The Chinese offshore Renminbi fell in value this week, after a period of stabilisation. This has coincided with falling government bond yields and strong hints of more monetary policy action from the government.

Lastly, we turn to the most important central bank decision machine; the US Federal Reserve Open Markets Committee. Wednesday saw no change in rates, no change in the prepared statement, and Chairman Powell downplaying the recent uptick in inflation, saying, “It is still likely in most people’s view that we will achieve that confidence and there will be rate cuts.”

Commentators focused on the growing certainty of rate cuts, pointing out the fact that nine members expect three rate cuts in 2024, up from five in December, perhaps forgetting that the additional four had all expected more than three in December.

We did not expect a less hawkish tone from the FOMC. Although, at the margin, the economic expectations were a bit higher and the doves were less dovish, there is a growing confidence that the US economy is in balance. Manufacturing is stronger than in the rest of the world but services confidence has eased amid signs of a jobs market that has become less ‘hot’. And, since import prices remain weak, the domestic economy can run a little stronger without causing a worrying resurgence in inflation.
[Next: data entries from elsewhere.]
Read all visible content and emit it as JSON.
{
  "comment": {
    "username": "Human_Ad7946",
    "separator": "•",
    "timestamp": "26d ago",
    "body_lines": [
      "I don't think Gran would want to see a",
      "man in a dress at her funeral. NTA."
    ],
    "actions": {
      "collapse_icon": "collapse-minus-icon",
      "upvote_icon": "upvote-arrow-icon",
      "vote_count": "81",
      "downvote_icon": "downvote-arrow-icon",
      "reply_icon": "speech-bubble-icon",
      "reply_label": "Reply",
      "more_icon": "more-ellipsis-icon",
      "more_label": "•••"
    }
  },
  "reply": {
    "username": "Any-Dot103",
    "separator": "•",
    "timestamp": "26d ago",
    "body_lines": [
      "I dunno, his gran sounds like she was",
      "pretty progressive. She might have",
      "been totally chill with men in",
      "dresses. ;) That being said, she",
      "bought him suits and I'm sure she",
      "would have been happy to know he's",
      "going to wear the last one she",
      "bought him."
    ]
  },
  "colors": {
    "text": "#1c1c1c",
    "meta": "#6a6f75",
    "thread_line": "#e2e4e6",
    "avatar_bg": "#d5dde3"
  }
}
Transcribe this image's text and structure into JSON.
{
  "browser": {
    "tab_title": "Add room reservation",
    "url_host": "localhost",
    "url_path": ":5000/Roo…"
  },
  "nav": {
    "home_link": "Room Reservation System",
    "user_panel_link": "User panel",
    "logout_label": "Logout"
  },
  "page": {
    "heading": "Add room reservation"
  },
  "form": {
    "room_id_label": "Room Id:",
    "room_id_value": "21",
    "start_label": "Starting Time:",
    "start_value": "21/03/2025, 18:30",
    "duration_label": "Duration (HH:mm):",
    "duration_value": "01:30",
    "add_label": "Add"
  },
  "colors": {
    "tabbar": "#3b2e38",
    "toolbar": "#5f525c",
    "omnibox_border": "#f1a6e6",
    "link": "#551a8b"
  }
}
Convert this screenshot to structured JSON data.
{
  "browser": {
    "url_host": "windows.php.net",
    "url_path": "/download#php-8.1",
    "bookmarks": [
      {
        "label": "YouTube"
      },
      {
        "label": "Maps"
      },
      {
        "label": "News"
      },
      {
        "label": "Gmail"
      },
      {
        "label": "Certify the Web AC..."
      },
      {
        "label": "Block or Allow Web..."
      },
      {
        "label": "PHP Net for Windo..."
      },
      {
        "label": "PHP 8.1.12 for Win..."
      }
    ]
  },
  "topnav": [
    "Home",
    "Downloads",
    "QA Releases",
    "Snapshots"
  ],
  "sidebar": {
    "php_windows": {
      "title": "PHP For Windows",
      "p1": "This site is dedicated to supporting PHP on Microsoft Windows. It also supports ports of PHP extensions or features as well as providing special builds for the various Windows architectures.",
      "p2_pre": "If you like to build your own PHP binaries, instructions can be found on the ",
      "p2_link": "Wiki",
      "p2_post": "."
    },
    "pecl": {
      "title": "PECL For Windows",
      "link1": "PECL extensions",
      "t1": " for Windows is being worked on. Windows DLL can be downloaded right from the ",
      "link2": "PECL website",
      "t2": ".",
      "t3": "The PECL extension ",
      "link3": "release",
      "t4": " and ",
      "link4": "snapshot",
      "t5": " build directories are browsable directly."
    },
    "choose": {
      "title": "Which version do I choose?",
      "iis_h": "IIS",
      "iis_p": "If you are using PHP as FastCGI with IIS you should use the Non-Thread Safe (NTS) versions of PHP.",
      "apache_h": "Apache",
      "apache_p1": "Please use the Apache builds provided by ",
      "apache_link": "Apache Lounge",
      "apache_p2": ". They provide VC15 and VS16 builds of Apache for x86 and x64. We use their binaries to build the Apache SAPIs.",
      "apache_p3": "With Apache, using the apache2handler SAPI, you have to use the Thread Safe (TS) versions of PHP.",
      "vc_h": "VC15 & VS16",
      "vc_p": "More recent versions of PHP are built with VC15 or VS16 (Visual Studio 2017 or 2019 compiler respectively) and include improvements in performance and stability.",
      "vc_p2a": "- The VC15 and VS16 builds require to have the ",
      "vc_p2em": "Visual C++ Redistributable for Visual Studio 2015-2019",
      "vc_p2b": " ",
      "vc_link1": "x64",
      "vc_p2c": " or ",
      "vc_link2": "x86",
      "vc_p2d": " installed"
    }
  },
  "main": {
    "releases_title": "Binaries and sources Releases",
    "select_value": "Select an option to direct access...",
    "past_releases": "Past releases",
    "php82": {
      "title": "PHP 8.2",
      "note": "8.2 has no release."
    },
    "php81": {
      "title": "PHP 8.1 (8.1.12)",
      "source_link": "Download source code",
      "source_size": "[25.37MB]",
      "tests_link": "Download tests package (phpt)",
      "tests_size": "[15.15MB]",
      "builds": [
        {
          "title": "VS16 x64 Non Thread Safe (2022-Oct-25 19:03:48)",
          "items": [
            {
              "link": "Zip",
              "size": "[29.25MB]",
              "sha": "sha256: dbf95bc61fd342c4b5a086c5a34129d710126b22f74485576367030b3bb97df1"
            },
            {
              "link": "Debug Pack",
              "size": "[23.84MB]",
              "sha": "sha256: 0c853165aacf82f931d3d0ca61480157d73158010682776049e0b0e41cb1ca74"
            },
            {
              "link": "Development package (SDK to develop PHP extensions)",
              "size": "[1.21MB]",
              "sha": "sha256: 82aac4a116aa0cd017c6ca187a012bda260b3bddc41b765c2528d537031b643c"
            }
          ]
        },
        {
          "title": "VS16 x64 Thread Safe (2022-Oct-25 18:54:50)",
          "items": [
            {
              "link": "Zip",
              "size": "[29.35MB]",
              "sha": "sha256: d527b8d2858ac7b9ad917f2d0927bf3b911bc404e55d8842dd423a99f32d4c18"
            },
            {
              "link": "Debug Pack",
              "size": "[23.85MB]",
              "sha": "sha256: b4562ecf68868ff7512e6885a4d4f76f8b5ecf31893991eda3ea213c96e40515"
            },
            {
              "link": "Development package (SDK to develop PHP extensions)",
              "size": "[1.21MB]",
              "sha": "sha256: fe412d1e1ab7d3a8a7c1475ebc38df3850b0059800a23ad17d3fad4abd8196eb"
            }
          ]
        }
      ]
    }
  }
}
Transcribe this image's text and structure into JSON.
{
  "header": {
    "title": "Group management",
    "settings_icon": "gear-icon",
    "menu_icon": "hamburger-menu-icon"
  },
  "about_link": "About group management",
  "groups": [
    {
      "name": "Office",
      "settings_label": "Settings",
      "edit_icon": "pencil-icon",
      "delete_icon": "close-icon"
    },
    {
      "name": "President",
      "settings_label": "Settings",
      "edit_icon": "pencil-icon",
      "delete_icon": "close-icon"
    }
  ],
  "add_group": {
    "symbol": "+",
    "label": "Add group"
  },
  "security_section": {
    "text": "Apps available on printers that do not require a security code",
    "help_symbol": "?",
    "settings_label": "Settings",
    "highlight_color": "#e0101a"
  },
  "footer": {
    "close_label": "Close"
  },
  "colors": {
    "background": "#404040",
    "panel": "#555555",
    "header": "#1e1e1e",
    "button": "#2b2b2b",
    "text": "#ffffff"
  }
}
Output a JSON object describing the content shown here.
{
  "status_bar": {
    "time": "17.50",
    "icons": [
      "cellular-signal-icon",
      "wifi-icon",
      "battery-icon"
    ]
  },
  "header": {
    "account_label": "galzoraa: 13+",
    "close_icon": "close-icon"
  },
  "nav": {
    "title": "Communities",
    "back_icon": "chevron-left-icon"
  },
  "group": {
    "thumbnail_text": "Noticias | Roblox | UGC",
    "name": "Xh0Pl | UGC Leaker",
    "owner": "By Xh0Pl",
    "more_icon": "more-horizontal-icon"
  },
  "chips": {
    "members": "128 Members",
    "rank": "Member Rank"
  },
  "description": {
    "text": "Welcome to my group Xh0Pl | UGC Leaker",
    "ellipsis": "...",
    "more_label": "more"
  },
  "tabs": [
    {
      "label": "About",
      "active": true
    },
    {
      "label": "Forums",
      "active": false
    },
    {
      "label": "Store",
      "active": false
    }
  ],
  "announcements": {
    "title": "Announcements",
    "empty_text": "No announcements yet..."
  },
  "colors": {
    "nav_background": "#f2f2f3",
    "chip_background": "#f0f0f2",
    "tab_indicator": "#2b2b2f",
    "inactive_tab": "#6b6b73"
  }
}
So Jerome Powell can stick to the plan, just as the other central banks appear to be doing. However…

The US economy has become stronger in the first weeks of this year, despite the stories of declining wage pressures. Unlike most other regions across the world, we think there is little spare capacity in the US, despite high levels of labour productivity (it may be that good productivity growth is because there are few available workers). US monetary policy is not restrictive in comparison to the current activity levels. The US may end 2024 in line with the Fed’s expectation of +2.1% real growth and inflation at 2.4%, but it will have to slow from current levels in order to do so. Current activity is rising rather than falling and now we estimate it to be at or above the 5.25%-5.5% Fed policy rate.

The central banks are rather revelling in a rare moment, when they can say they were right and everything is on track; economies are growing but not so much that inflation is going up (much), while jobs remain reasonably plentiful. They can say they saw it coming and they are going to stick to the plan.

Our caveat about policy is not a bearish one for markets either. If the Fed is a little lax, it should be good for profits in the near-term. We should only worry if inflation starts to move demonstrably higher and policy shifts from rate cuts to rate hikes. That’s not likely for some time.